See manpage calcelestial(1) and the blog entry for more information

Installation

Linux

sudo apt-get install -y libnova-dev libcurl4-openssl-dev libjson-c-dev libdb-dev autoconf make gcc pkg-config
autoreconf -i && ./configure && make install

macOS

brew install curl json-c berkeley-db pkg-config
git clone git://git.code.sf.net/p/libnova/libnova libnova && pushd libnova && autoreconf -if && ./configure && make && sudo make install; popd
autoreconf -i && ./configure && make install

Usage

Usage:
  Calcelestial [options]

Options:
  -p, --object		calc for celestial object: sun, moon, mars, neptune,
			 jupiter, mercury, uranus, saturn, venus or pluto
  -H, --horizon		calc rise/set time with twilight: nautic, civil or astronomical
  -t, --time		calc at given time: YYYY-MM-DD[_HH:MM:SS]
  -m, --moment		calc position at moment of: rise, set, transit
  -n, --next		use rise, set, transit time of tomorrow
  -f, --format		output format: see strftime (3) and calcelestial (1) for more details
  -a, --lat		geographical latitude of observer: -90° to 90°
  -o, --lon		geographical longitude of oberserver: -180° to 180°
  -q, --query		query coordinates using the geonames.org geolocation service
  -l, --local		query local timezone using the geonames.org geolocation service
  -z, --timezone	override system timezone (TZ environment variable)
  -u, --universal	use universial time for parsing and formatting
  -h, --help		show usage help
  -v, --version		show version

Note: A combination of --lat & --lon or --query is required.

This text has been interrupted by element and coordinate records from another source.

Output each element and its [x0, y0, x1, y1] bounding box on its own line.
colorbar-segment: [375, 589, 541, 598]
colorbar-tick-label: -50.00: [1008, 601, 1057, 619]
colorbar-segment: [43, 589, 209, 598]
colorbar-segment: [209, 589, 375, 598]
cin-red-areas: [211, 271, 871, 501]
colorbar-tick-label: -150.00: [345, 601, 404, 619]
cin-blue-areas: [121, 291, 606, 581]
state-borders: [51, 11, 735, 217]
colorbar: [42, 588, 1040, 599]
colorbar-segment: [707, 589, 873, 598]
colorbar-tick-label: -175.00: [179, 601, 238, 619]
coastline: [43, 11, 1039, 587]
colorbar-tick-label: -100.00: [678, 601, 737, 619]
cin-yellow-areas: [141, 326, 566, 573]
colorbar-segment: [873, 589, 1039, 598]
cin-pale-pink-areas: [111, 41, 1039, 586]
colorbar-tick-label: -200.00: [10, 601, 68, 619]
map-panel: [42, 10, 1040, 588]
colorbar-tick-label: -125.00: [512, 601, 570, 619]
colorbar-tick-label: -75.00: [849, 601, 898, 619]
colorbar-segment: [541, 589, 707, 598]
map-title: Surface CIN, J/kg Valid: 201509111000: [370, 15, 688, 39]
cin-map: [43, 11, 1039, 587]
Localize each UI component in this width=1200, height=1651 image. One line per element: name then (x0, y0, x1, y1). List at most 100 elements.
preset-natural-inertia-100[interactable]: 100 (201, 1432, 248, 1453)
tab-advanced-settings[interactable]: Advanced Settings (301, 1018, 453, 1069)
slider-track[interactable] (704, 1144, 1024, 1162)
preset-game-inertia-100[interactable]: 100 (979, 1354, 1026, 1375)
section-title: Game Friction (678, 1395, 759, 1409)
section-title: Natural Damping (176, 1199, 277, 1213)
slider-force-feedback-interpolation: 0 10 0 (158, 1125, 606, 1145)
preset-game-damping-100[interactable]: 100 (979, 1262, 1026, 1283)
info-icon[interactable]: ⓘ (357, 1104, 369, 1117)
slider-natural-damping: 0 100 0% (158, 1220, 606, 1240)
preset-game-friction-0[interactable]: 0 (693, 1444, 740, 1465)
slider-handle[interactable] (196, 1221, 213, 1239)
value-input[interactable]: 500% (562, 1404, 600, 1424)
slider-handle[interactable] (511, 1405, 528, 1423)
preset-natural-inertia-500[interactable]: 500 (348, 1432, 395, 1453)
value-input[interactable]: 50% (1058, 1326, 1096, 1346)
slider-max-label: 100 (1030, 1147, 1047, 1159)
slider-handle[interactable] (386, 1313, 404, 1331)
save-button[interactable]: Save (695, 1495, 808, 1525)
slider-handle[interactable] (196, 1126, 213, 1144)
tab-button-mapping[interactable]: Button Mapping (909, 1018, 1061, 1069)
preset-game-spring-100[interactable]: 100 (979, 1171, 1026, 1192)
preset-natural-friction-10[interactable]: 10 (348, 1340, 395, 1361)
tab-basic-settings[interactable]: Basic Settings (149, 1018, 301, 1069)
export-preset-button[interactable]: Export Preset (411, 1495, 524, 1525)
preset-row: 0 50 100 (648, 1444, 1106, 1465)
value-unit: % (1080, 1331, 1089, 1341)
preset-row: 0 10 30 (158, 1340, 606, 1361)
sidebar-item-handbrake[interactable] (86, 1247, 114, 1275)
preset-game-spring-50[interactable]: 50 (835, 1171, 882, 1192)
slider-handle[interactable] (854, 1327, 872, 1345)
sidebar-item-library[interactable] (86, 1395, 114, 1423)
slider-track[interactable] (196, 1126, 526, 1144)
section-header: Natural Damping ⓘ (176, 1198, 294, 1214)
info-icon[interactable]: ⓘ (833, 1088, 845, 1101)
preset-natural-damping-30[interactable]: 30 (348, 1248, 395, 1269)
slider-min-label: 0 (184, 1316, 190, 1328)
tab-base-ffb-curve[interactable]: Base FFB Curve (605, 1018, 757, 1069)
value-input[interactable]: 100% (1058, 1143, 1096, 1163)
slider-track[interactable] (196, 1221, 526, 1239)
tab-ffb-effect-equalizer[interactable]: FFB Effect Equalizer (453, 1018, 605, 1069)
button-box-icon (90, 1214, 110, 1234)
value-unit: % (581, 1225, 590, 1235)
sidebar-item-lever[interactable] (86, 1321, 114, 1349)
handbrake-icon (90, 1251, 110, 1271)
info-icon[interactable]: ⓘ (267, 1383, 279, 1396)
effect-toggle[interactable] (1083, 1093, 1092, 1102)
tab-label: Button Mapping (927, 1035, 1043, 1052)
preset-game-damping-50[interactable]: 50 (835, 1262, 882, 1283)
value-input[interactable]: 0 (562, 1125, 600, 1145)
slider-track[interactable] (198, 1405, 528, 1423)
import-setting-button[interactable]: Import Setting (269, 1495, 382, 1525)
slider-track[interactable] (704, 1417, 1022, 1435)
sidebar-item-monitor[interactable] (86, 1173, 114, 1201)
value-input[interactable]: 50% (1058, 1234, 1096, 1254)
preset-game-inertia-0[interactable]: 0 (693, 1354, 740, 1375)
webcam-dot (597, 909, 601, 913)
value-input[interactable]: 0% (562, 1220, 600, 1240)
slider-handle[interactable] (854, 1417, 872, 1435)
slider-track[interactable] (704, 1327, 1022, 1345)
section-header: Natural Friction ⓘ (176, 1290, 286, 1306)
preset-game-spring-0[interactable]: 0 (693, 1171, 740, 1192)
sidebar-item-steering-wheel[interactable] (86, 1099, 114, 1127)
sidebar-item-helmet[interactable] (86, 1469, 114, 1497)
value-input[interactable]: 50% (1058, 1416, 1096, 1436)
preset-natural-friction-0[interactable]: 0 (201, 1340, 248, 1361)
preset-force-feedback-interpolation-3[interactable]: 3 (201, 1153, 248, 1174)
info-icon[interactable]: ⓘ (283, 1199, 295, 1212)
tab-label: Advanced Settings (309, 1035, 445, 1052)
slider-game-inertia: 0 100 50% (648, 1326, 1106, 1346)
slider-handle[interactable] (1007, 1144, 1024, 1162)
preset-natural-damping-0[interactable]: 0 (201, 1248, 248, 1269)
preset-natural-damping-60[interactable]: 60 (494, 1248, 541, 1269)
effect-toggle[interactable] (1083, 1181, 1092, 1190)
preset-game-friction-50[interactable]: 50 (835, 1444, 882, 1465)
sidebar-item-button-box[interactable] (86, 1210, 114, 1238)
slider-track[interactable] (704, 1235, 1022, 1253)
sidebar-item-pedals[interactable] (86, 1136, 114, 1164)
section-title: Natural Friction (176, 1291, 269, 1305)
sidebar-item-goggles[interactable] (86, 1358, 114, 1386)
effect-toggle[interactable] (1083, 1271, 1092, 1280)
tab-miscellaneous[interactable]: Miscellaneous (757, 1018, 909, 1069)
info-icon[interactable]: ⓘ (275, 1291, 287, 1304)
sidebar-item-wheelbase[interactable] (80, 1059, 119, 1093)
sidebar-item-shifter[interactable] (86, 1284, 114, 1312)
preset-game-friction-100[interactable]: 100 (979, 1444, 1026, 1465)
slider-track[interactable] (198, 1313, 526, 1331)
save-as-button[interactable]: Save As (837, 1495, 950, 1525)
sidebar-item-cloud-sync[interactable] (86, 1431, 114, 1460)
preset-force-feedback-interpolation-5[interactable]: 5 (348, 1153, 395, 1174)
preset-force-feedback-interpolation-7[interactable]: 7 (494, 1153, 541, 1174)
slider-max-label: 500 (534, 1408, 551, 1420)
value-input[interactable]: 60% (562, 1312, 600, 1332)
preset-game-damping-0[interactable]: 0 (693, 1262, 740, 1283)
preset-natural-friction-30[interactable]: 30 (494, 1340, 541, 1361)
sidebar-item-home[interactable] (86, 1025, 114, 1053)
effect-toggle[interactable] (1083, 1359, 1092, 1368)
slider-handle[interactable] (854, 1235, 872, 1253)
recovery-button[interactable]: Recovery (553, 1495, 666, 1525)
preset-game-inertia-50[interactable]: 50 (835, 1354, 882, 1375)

The following special tokens are supported in the --format parameter:

  §J	Julian date of observation
  §d	Diameter in arc seconds
  §e	Distance to object in astronomical units
  §r	Equatorial Coordinates: Right Ascension in degrees
  §d	Equatorial Coordinates: Declincation in degrees
  §a	Horizontal Coordinates: Azimuth in degrees
  §h	Horizontal Coordinates: Altitude in degrees
  §A	Latitude in degrees
  §O	Longitude in degrees
  §s	Azimuth direction (N, E, S, W, NE, ...)

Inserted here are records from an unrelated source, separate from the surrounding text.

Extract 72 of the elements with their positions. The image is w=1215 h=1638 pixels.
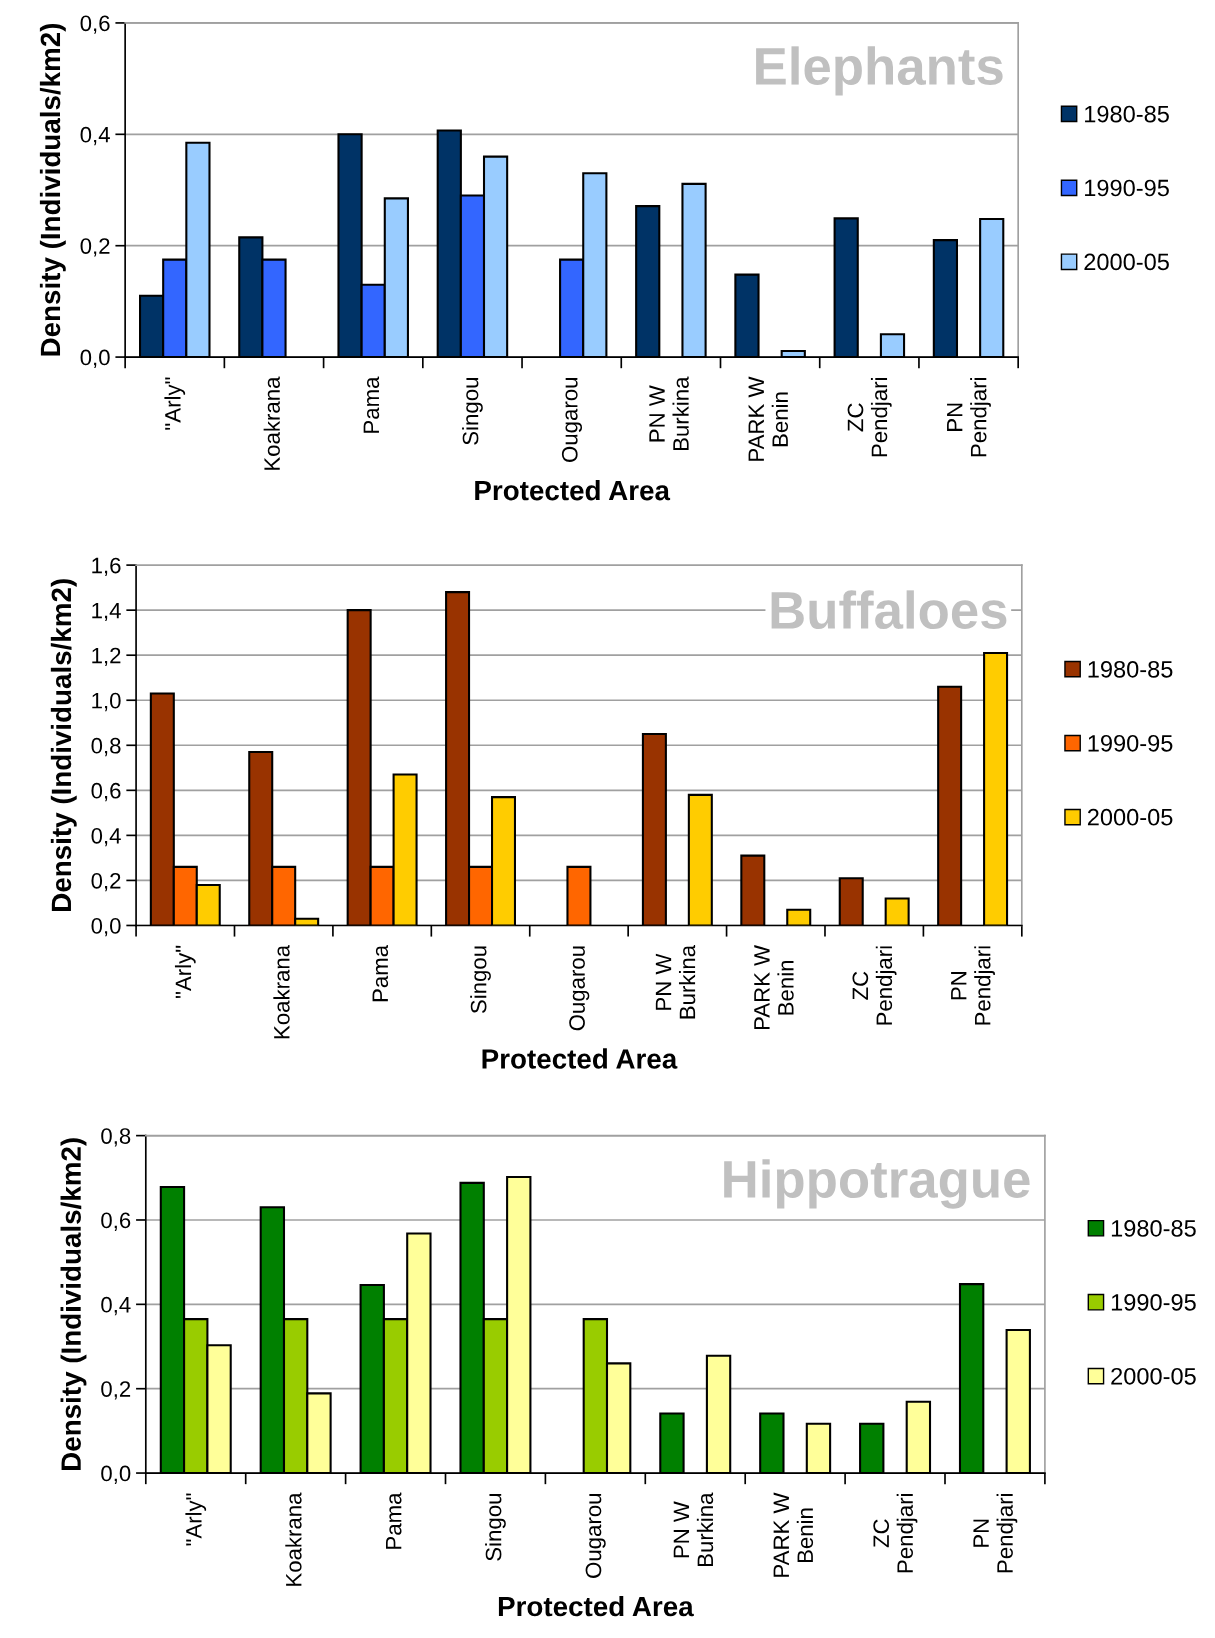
chart-title: Hippotrague — [724, 1159, 1030, 1209]
y-tick-label: 0,6 — [101, 1212, 131, 1231]
chart-title: Elephants — [756, 46, 1003, 96]
y-tick-label: 0,2 — [101, 1381, 131, 1400]
x-axis-title: Protected Area — [482, 1048, 678, 1069]
y-tick-label: 0,8 — [91, 737, 121, 757]
y-axis-title: Density (Individuals/km2) — [39, 23, 66, 356]
bar — [786, 908, 812, 926]
x-tick-label: ZC Pendjari — [852, 946, 897, 1025]
legend-label: 2000-05 — [1087, 808, 1173, 826]
x-tick-label: PN Pendjari — [951, 946, 995, 1025]
y-tick-label: 0,0 — [80, 349, 110, 368]
legend-label: 2000-05 — [1084, 253, 1169, 271]
y-tick-label: 0,0 — [91, 918, 121, 937]
y-tick-label: 0,8 — [101, 1128, 131, 1147]
chart-title: Buffaloes — [771, 590, 1007, 630]
x-tick-label: Pama — [386, 1492, 402, 1549]
y-tick-label: 0,4 — [80, 126, 110, 146]
y-tick-label: 1,0 — [92, 692, 121, 712]
x-tick-label: PN W Burkina — [649, 376, 689, 451]
legend-label: 1990-95 — [1085, 179, 1169, 197]
bar — [838, 877, 864, 926]
x-tick-label: Singou — [485, 1493, 506, 1561]
bar — [884, 897, 910, 926]
bar — [641, 732, 667, 926]
x-tick-label: PARK W Benin — [754, 944, 794, 1030]
x-tick-label: PN W Burkina — [655, 944, 696, 1019]
x-tick-label: Singou — [470, 946, 491, 1014]
bar — [937, 685, 963, 926]
bar — [566, 865, 592, 926]
x-tick-label: "Arly" — [174, 945, 196, 999]
bar — [740, 854, 766, 926]
x-tick-label: Ougarou — [569, 946, 590, 1031]
x-tick-label: ZC Pendjari — [847, 378, 892, 457]
x-tick-label: Koakrana — [273, 944, 290, 1039]
x-tick-label: Singou — [462, 378, 483, 445]
x-tick-label: Ougarou — [561, 378, 583, 462]
y-tick-label: 0,2 — [91, 872, 121, 892]
legend-label: 1990-95 — [1111, 1293, 1196, 1311]
y-tick-label: 0,6 — [80, 15, 110, 34]
x-tick-label: ZC Pendjari — [873, 1493, 918, 1573]
x-tick-label: Pama — [372, 944, 389, 1002]
x-tick-label: PN W Burkina — [673, 1492, 714, 1567]
x-tick-label: "Arly" — [185, 1493, 207, 1546]
x-tick-label: Koakrana — [263, 376, 280, 470]
y-tick-label: 0,4 — [101, 1296, 131, 1316]
y-tick-label: 0,0 — [101, 1465, 131, 1484]
y-tick-label: 0,4 — [91, 827, 121, 847]
x-axis-title: Protected Area — [498, 1595, 694, 1617]
y-tick-label: 1,2 — [92, 647, 121, 667]
legend-label: 2000-05 — [1111, 1367, 1196, 1385]
x-tick-label: Koakrana — [285, 1492, 302, 1586]
x-tick-label: PARK W Benin — [773, 1492, 814, 1577]
legend-label: 1980-85 — [1111, 1220, 1196, 1237]
legend-label: 1990-95 — [1088, 734, 1173, 752]
x-tick-label: "Arly" — [164, 377, 186, 430]
y-axis-title: Density (Individuals/km2) — [60, 1138, 87, 1470]
x-tick-label: PARK W Benin — [748, 376, 789, 461]
y-tick-label: 0,2 — [80, 238, 110, 257]
y-tick-label: 1,4 — [92, 602, 121, 622]
y-axis-title: Density (Individuals/km2) — [50, 579, 77, 911]
x-tick-label: Ougarou — [585, 1493, 606, 1578]
bar — [983, 651, 1009, 926]
x-tick-label: Pama — [363, 376, 380, 433]
x-tick-label: PN Pendjari — [973, 1493, 1018, 1573]
x-axis-title: Protected Area — [475, 479, 671, 501]
bar — [687, 793, 713, 926]
y-tick-label: 0,6 — [91, 782, 121, 802]
legend-label: 1980-85 — [1085, 105, 1169, 123]
legend-label: 1980-85 — [1088, 660, 1173, 678]
x-tick-label: PN Pendjari — [947, 378, 991, 457]
y-tick-label: 1,6 — [92, 557, 121, 577]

Calcelestial is written by Steffen Vogel <post@steffenvogel.de>
Please report bugs to: https://github.com/stv0g/calcelestial/issues

Examples

The simplest variant uses the Unix tool at(1) to schedule a command at a specific event:

echo ~/bin/turn-lights-on | at $(calcelestial -p sun -m set -q Frankfurt -H civil)

The following cronjobs automate this task everyday with updated times:

0 0 * * * echo 'fnctl stop && fnctl fade -c 000000' | at $(calcelestial -m rise -p sun -q Aachen)
0 0 * * * echo 'fnctl start' | at $(calcelestial -m set -p sun -q Frankfurt)

The tool nvram-wakeup, can be used to turn on the system everyday 10 minutes before sunrise in Berlin:

nvram-wakeup -s $(date -d "$(calcelestial -m rise -p sun -q Berlin --format %+)" -10 minutes" +%s)

Or alternatively, the system can be shut down 10 minutes after sunset:

shutdown $(date -d "$(calcelestial -m rise -p sun --lat=50.55 --lon=-6.2 --format %+) +10 minutes" +%H:%M)

The current position of the moon can be estimated with:

calcelestial -p moon -q Aachen -f "az: §a alt: §h"

License

calcelestial is licensed under GPLv3.